Bottle after kegging

Homebrew Talk - Beer, Wine, Mead, & Cider Brewing Discussion Forum

Help Support Homebrew Talk - Beer, Wine, Mead, & Cider Brewing Discussion Forum:

This site may earn a commission from merchant affiliate links, including eBay, Amazon, and others.

mg2010md

New Member
Joined
Jan 17, 2012
Messages
1
Reaction score
0
My husband and I just started kegging about a year ago. We are about to keg our blood orange Hefe this weekend, and he has the bright idea to bottle "just a few" so he can give them away to friends at work. My question is: can you (safely) bottle previously gas carbonated kegged homebrew, or do we need to siphon off a pre-measured volume as we are putting the rest in the keg, add the proportional amount of sugar, and bottle it the old fashion way? I just don't want exploding bottles in my fridge!
Thoughts??
 
I have a CP filler similar to the one in the link. I haven't used it in years, but they work great for the purpose you mention. It is, essentially, a manual version of the same mechanism that commercial bottle fillers use.
 
Carb in the keg and then bottle off there. You can use the Counter pressure filler above, a blichmann beer gun, or the cheap 'n' easy method of sticking a racking can in the end of the cobra tap and fill that way.

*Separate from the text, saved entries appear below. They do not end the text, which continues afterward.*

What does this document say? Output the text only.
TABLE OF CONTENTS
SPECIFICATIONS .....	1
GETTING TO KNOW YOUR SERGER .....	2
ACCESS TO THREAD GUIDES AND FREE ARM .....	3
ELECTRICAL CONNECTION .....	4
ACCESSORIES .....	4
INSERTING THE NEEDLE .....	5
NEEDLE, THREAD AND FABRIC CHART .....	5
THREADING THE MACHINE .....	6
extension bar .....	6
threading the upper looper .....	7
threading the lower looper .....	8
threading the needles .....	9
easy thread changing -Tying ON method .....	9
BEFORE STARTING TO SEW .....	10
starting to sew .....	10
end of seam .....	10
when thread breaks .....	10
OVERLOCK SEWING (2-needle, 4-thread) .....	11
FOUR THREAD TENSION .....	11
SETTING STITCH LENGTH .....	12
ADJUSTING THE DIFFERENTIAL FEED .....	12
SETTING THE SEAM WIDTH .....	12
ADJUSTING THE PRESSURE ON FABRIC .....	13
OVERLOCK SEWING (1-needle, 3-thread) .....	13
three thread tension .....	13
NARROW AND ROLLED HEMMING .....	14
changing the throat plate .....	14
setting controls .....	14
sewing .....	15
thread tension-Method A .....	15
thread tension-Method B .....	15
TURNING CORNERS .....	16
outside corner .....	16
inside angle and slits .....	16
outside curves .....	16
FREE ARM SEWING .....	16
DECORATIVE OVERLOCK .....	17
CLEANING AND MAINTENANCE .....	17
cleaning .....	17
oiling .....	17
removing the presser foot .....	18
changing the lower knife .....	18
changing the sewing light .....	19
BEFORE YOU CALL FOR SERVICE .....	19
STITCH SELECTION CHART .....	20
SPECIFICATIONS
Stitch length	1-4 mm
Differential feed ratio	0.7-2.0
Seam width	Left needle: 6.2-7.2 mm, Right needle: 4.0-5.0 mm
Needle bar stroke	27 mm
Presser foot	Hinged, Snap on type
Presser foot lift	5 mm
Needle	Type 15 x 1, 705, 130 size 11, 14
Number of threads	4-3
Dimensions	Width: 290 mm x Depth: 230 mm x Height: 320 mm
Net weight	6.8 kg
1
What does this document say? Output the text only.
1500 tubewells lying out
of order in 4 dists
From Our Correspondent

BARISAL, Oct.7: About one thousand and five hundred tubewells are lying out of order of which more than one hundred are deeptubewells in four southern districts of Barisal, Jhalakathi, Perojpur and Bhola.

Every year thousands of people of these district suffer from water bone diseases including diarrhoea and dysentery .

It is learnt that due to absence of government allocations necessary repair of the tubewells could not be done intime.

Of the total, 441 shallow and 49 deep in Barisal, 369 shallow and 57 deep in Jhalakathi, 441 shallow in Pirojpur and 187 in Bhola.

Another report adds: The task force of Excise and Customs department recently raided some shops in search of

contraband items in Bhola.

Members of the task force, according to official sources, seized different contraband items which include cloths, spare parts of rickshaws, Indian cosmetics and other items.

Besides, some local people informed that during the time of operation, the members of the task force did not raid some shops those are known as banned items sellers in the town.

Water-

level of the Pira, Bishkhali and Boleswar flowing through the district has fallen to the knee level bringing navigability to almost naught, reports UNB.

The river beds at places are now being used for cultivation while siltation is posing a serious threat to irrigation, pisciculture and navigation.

I have the beer gun which is great but a pain to set up for a couple bottles. I also have a racking cane with a #2 drilled stopper for doing just a couple bottles. As you fill, you just squeeze the side of the stopper a bit to release pressure and fill from the bottom up. Just make sure to turn the pressure down and vent before doing so to minimize foaming. Then cap on the little foam that forms in the bottle to take care of any residual oxygen.
 
Bottling already properly carbed beer from the keg is probably the most ideal. However, you can add about 1/2tsp of corn sugar to each bottle and bottle it up prior to kegging. 1/2tsp in my first ale provided perfect carbonation to all my bottles. How people say adding sugar directly to each bottle can give different levels of carb compared to batch priming just baffles me. How can a measured amount of sugar in each bottle be different than batch? To me, you have more of a risk of having different carb levels in a batch prime compared to adding it per each bottle. It's a bit more work, but if you're only bottling a dozen or so, it shouldn't take long. But this wasn't meant to start batch priming vs adding to each bottle debate. This was just my thoughts spewing out onto this post. I heart kegging...so I just do that.